2025年に商用化する方針だ。動画生成AI「Sora(ソラ)」を開発した米オープンAIに対抗する。
【TSMC関連】
AI半導体で好調なTSMC、先端技術関連とともに、以下の通りである。
◇TSMC、AI半導体で快走 25年シェア、前年比2ポイント増の66% 株価は持ち直し (9月29日付け 日経ヴェリタス)
→半導体世界大手のSMCの業績が快走を続けている。人工知能向けの先端半導体を支えに、2024年1〜8月の累計売上高は前年同期を3割上回って過去最高を更新した。シェア向上を追い風に25年も一段の成長が視野に入る。
TSMCは25日(米国時間)に米カリフォルニア州で協業先を集めた定例のフォーラムを開いた。焦点となったのは複数のチップを組み合わせる高性能なAI半導体だ。この分野で協業する韓国SKハイニックスが初めて参加し、最新の技術動向を紹介した。
◇TSMC、自前で水再生 「超純水」では日本の技術も (9月30日付け 日経 電子版 04:00)
→10分間のシャワー2500万回分――。半導体の受託生産で世界シェア6割を握るSMCの主要3拠点で1日あたりに消費される水の量(25万トン)だ。
生成AIの普及などを背景に半導体需要が増すなか、製造に欠かせない水の消費も増えている。・・・・・
◇TSMC talks about key advancements of 3Dblox ―TSMC's 3Dblox standard drives 3D IC design innovation (10月1日付け DigiTimes)
→TSMCの3Dblox規格は、AIを活用した最適化や早期フロアプランDRCなど、3D IC設計を推進するための大幅なアップデートを実施している。同社はOpen Innovation Platformのエコシステム・パートナーと協力し、AIと機械学習を活用して設計の生産性を向上させている。

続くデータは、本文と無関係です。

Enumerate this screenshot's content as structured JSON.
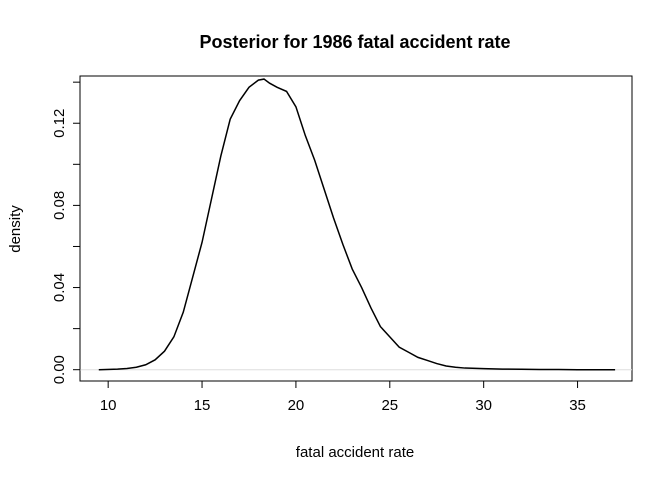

◇TSMC’s Plan For Closing The Communication Gap―TSMC's COUPE technology addresses semiconductor communication gap ―COUPE For optical interconnect drives better performance and efficiency. (10月3日付け Semiconductor Engineering)

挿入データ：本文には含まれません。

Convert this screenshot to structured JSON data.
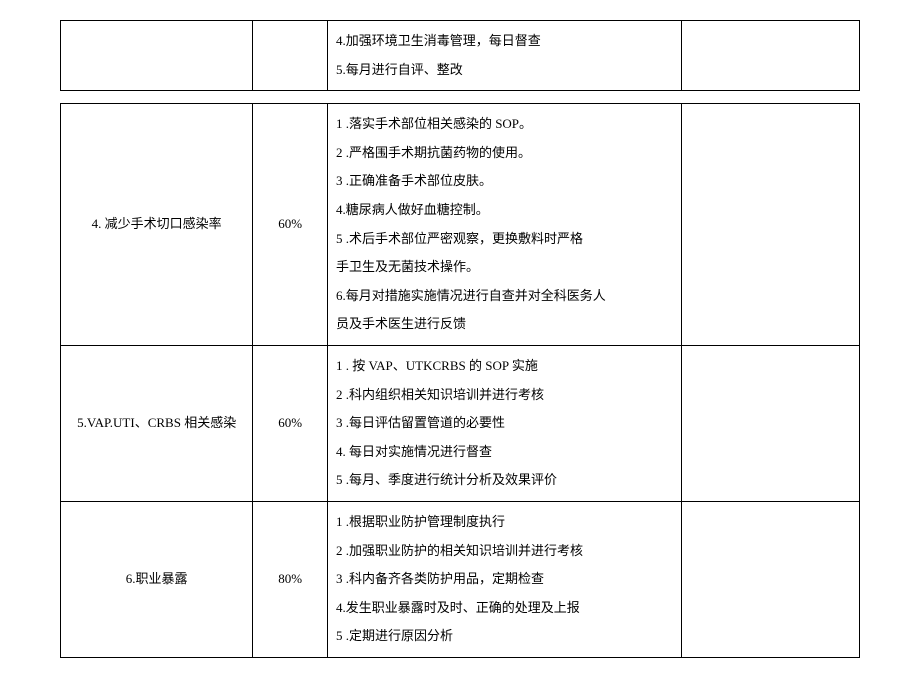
{
  "table1": {
    "rows": [
      {
        "title": "",
        "percent": "",
        "measures": "4.加强环境卫生消毒管理，每日督查\n5.每月进行自评、整改",
        "note": ""
      }
    ]
  },
  "table2": {
    "rows": [
      {
        "title": "4. 减少手术切口感染率",
        "percent": "60%",
        "measures": "1    .落实手术部位相关感染的 SOP。\n2    .严格围手术期抗菌药物的使用。\n3    .正确准备手术部位皮肤。\n4.糖尿病人做好血糖控制。\n5    .术后手术部位严密观察，更换敷料时严格\n手卫生及无菌技术操作。\n6.每月对措施实施情况进行自查并对全科医务人\n员及手术医生进行反馈",
        "note": ""
      },
      {
        "title": "5.VAP.UTI、CRBS 相关感染",
        "percent": "60%",
        "measures": "1    . 按 VAP、UTKCRBS 的 SOP 实施\n2    .科内组织相关知识培训并进行考核\n3    .每日评估留置管道的必要性\n4. 每日对实施情况进行督查\n5    .每月、季度进行统计分析及效果评价",
        "note": ""
      },
      {
        "title": "6.职业暴露",
        "percent": "80%",
        "measures": "1    .根据职业防护管理制度执行\n2    .加强职业防护的相关知识培训并进行考核\n3    .科内备齐各类防护用品，定期检查\n4.发生职业暴露时及时、正确的处理及上报\n5    .定期进行原因分析",
        "note": ""
      }
    ]
  }
}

→TSMCは9月25日、Santa Clara County Convention Centerで北米オープン・イノベーション・プラットフォーム(OIP)エコシステム・フォーラムを開催し、ロードマップの最新情報を提供するとともに、TSMCのイノベーションtrainを回し続け、顧客が最新技術を活用できるようにするために必要なすべての協力的作業について、パートナーを表彰した。

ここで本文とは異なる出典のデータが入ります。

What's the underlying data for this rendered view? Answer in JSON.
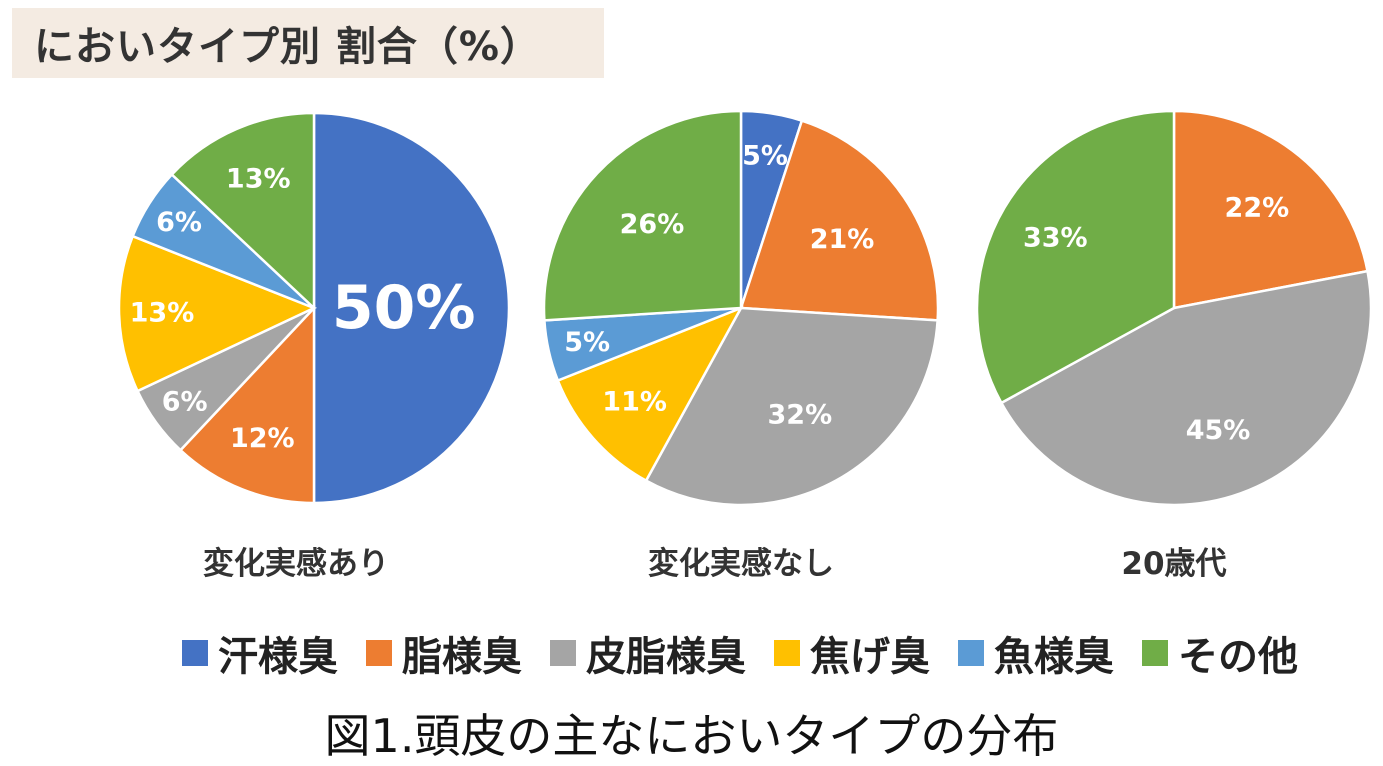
{
  "header": {
    "title": "においタイプ別 割合（%）"
  },
  "legend": [
    {
      "label": "汗様臭",
      "color": "#4472C4"
    },
    {
      "label": "脂様臭",
      "color": "#ED7D31"
    },
    {
      "label": "皮脂様臭",
      "color": "#A5A5A5"
    },
    {
      "label": "焦げ臭",
      "color": "#FFC000"
    },
    {
      "label": "魚様臭",
      "color": "#5B9BD5"
    },
    {
      "label": "その他",
      "color": "#70AD47"
    }
  ],
  "caption": "図1.頭皮の主なにおいタイプの分布",
  "chart_data": [
    {
      "type": "pie",
      "title": "変化実感あり",
      "categories": [
        "汗様臭",
        "脂様臭",
        "皮脂様臭",
        "焦げ臭",
        "魚様臭",
        "その他"
      ],
      "values": [
        50,
        12,
        6,
        13,
        6,
        13
      ],
      "data_labels": [
        "50%",
        "12%",
        "6%",
        "13%",
        "6%",
        "13%"
      ]
    },
    {
      "type": "pie",
      "title": "変化実感なし",
      "categories": [
        "汗様臭",
        "脂様臭",
        "皮脂様臭",
        "焦げ臭",
        "魚様臭",
        "その他"
      ],
      "values": [
        5,
        21,
        32,
        11,
        5,
        26
      ],
      "data_labels": [
        "5%",
        "21%",
        "32%",
        "11%",
        "5%",
        "26%"
      ]
    },
    {
      "type": "pie",
      "title": "20歳代",
      "categories": [
        "汗様臭",
        "脂様臭",
        "皮脂様臭",
        "焦げ臭",
        "魚様臭",
        "その他"
      ],
      "values": [
        0,
        22,
        45,
        0,
        0,
        33
      ],
      "data_labels": [
        "",
        "22%",
        "45%",
        "",
        "",
        "33%"
      ]
    }
  ]
}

TSMCフェロー兼研究開発担当副社長のL.C.Lu氏は、昨年春の技術シンポジウム以降、ロードマップに変更はないと述べた。N3Eは現在生産中で、N2は来年、A16は2026年末を予定している。
Lu氏はまた、TSMCのCompact Universal Photonic Engines(COUPE)に対するモチベーションも示した。